09 May 2013 • Event
Q&A: Anthony Dunne and What Design Can Do
At What Design Can Do in Amsterdam (16 & 17 May 2013), Anthony Dunne will talk about how designers can bring humanism to technology. Dunne is Head of the Design Interactions department at the Royal College of Art, London and a partner in the design studio Dunne & Raby. The pair recently opened the show United Micro Kingdoms at London’s Design Museum.
What Design Can Do is annual event, started by Richard van der Laken in 2011. It brings together inspiring people from a mix of disciplines to think about design with a wider purpose.
Why did you want to get involved with WDCD?
It has a clear, strong theme which is expressed in the title.
The event is about design with a wider purpose. What recent projects will you show that reflect this?
My talk will focus on United Micro Kingdoms (it’s showing until 26 August). We re-imagined the UK devolved into four zones each combining a different political ideology and technology - neoliberalism and digital, communism and nuclear, social democracy and biotechnology, and anarchism and self-experimentation. The project is presented through scale models of 4 fictional transport systems.
What is the key message from your practice that you want to get across as a speaker?
That there are many more roles for design in the tech industry than making technology sexy, easy to use and more consumable. That we need to think more about the implications of technology, not just its applications. That design can bring humanism to technology in the form of hopes, dreams, fears, ideals, and anxieties. And, that design can act as a catalyst for social dreaming.

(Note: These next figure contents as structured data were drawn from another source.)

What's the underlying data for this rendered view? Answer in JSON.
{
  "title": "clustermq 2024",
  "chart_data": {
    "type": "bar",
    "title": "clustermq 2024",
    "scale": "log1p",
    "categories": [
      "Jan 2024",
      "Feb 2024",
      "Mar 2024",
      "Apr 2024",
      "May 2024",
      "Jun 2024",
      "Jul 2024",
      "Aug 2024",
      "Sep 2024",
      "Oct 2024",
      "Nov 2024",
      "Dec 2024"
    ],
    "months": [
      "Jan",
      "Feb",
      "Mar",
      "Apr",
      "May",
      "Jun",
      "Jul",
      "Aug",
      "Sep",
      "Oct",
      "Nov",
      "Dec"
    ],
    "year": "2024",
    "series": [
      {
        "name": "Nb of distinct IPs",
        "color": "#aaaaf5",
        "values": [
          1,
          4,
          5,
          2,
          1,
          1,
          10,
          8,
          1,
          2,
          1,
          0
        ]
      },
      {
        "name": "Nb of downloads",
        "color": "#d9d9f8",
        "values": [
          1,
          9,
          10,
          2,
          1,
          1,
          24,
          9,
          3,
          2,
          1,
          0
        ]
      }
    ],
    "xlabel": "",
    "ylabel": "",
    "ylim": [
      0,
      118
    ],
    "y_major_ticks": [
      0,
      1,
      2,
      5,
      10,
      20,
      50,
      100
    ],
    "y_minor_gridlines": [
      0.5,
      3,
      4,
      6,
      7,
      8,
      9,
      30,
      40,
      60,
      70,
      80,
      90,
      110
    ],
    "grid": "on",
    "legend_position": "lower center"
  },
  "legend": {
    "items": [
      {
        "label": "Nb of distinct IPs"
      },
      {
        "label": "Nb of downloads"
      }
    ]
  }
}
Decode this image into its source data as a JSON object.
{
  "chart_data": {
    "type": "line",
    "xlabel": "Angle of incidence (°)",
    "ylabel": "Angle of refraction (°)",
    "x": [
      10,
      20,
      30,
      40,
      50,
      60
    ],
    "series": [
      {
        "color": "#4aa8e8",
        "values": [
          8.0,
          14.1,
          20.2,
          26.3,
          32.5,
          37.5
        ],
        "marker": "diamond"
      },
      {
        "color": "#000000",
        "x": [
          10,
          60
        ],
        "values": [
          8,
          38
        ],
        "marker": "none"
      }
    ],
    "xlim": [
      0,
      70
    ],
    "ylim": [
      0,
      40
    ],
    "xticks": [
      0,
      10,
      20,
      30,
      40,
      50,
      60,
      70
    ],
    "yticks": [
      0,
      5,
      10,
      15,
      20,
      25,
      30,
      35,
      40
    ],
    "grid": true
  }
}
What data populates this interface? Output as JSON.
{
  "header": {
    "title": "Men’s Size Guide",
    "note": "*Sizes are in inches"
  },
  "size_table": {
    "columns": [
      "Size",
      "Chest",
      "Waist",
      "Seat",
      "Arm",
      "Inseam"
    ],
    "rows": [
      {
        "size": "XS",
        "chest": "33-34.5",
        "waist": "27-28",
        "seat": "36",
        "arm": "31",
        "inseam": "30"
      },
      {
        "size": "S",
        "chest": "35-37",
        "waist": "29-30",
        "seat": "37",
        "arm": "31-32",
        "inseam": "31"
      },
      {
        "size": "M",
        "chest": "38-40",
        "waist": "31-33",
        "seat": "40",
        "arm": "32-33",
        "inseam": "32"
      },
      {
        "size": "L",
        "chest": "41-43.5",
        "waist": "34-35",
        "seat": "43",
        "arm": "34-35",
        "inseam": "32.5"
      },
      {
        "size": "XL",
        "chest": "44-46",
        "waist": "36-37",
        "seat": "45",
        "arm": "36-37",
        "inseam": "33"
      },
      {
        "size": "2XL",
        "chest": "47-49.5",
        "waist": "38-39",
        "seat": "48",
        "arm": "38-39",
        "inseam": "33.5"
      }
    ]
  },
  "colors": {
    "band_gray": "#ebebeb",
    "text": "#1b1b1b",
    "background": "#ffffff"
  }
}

Tell us about a project (whether yours or another) that has had a successful influence beyond design.
Many of our graduates achieve this, mainly by working with scientists but more recently, with think tanks and policy makers. For instance Daisy Ginsberg and James King worked with scientists at Cambridge University exploring applications and implications for ‘living colour’ in the form of bacteria that can secrete colour pigment. The project, called E.chromi, won the Grand Prize at the 2009 International Genetically Engineered Machine Competition (iGEM) and inspired many scientist-designer collaborations.
As a designer, which other discipline would you most like to team up with for a project and why?
We are very fortunate and regularly collaborate with other disciplines - scientists, ethicists, political scientists, writers… But a film production company would be interesting. I’d love to gain access to advanced visualisation technologies and expertise to explore new ways of ‘telling worlds‘, as Bruce Sterling puts it.